Early-life environmental cigarette smoke (ECS) exposure alters airway innervation and increases the incidence of asthma later in life, but the mechanisms remain undefined. We recently identified neuronal P-Rex1 as an important regulator of airway innervation and its expression was markedly down-regulated in mice exposed to early-life ECS. Objective: To define the mechanism and importance of P-Rex1 repression in early-life ECS- induced airway hyperinnervation and hyperresponsiveness (AHR), the pathophysiologic hallmark of asthma. Long-term goal: to determine whether targeting neuronal P-Rex1 provides a new strategy for preventing early-life ECS-related asthma progression. Findings: 1) P-Rex1 is highly expressed in neurons but not airway cells. 2) P-Rex1 knockout (KO) mice exhibit airway smooth muscle (ASM) hyperinnervation and AHR. WT mice exposed to early-life ECS showed similar phenotypes with 60% reduction of P-Rex1 in vagal ganglia. Severing vagus nerves attenuated AHR of these mice. 3) ECS exposure enhances brain-derived neurotrophic factor (BDNF) secretion from ASM cells, serving as a target-derived signal for neurite growth of mouse vagal sensory neurons in vitro. 4) P-Rex1 over-expression blocked BDNF-stimulated neurite growth whereas loss of P-Rex1 markedly sensitized these neurons to BDNF stimulation. 5) ECS-elevated interleukin (IL)-6 down-regulates P- Rex1 and enhances BDNF-stimulated neurite growth that is blocked by a PKC inhibitor. Hypothesis: IL-6 repression of neuronal P-Rex1 plays a crucial role in early-life ECS-induced ASM hyperinnervation and AHR of asthma. We will test this hypothesis using molecular, cellular, and animal models.

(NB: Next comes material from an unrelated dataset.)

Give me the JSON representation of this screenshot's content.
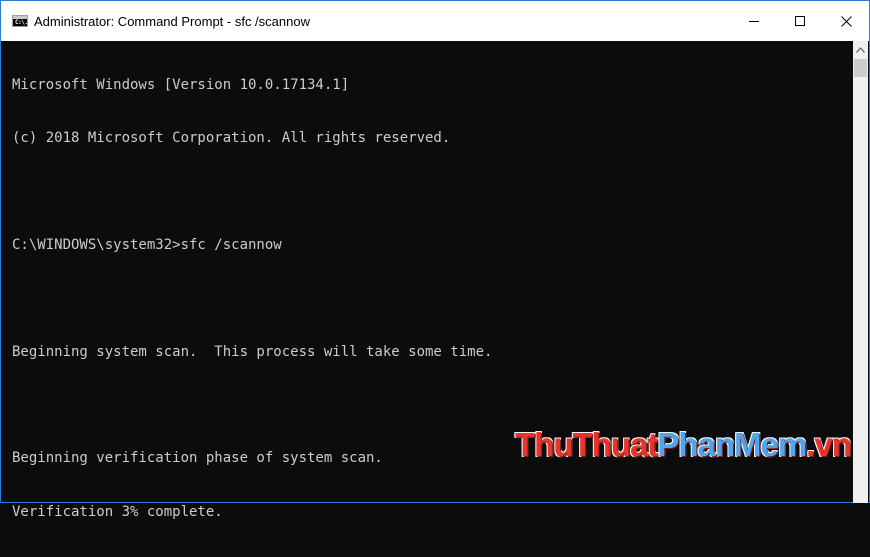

Aim 1 : To elucidate the mechanism of early-life ECS-exposure-induced neuronal P-Rex1 repression. We hypothesize that IL-6 represses neuronal P-Rex1 via a PKC-dependent mechanism. We will first use siRNAs to silence P-Rex1 in mouse vagal sensory neurons to assess the importance of P-Rex1 in IL-6 potentiation of BDNF-induced neurite growth. We will then investigate if restoration of P-Rex1 expression attenuates IL-6 stimulatory effects. Finally, we will use inhibitors and siRNAs to identify the PKC isoforms responsible for IL-6-induced P-Rex1 repression and neurite growth.
Aim 2 : To investigate the pathologic importance of neuronal P-Rex1 repression in early-life ECS exposure-related asthma. We hypothesize that IL-6 repression of neuronal P-Rex1 is a critical determinant in the development and severity of early-life ECS-related asthma. WT and P-Rex1 KO mice will be exposed to ECS or air for 10 days beginning on postnatal day (PND) 2. AHR will be assessed by invasive tracheostomy 24h after a re-exposure of mice to acute insult of ECS or allergen house dust mite on PND59. Effects of early-life ECS exposure on ASM innervation and phenotype (remodeling, contractility) will be examined. Whether loss of P-Rex1 exacerbates early-life ECS-induced ASM hyper-innervation and AHR will be determined. Finally, we will determine whether oral administration of IL-6 inhibitor LMT-28 ameliorates early-life ECS-induced mouse AHR by preventing P-Rex1 repression and ASM hyperinnervation.
Health relatedness: Our studies could unravel P-Rex1 repression as a novel neuronal mechanism that integrates target-promoted (ASM secreted BDNF) and inflammation-driven (IL-6) aspects in early-life ECS exposure-induced ASM hyperinnervation and AHR. This will be a major step forward in understanding the initiation of early-life ECS-related asthma, which could lead to development of specific therapies for preventing or even reversing airway hyperinnervation and AHR in these patients.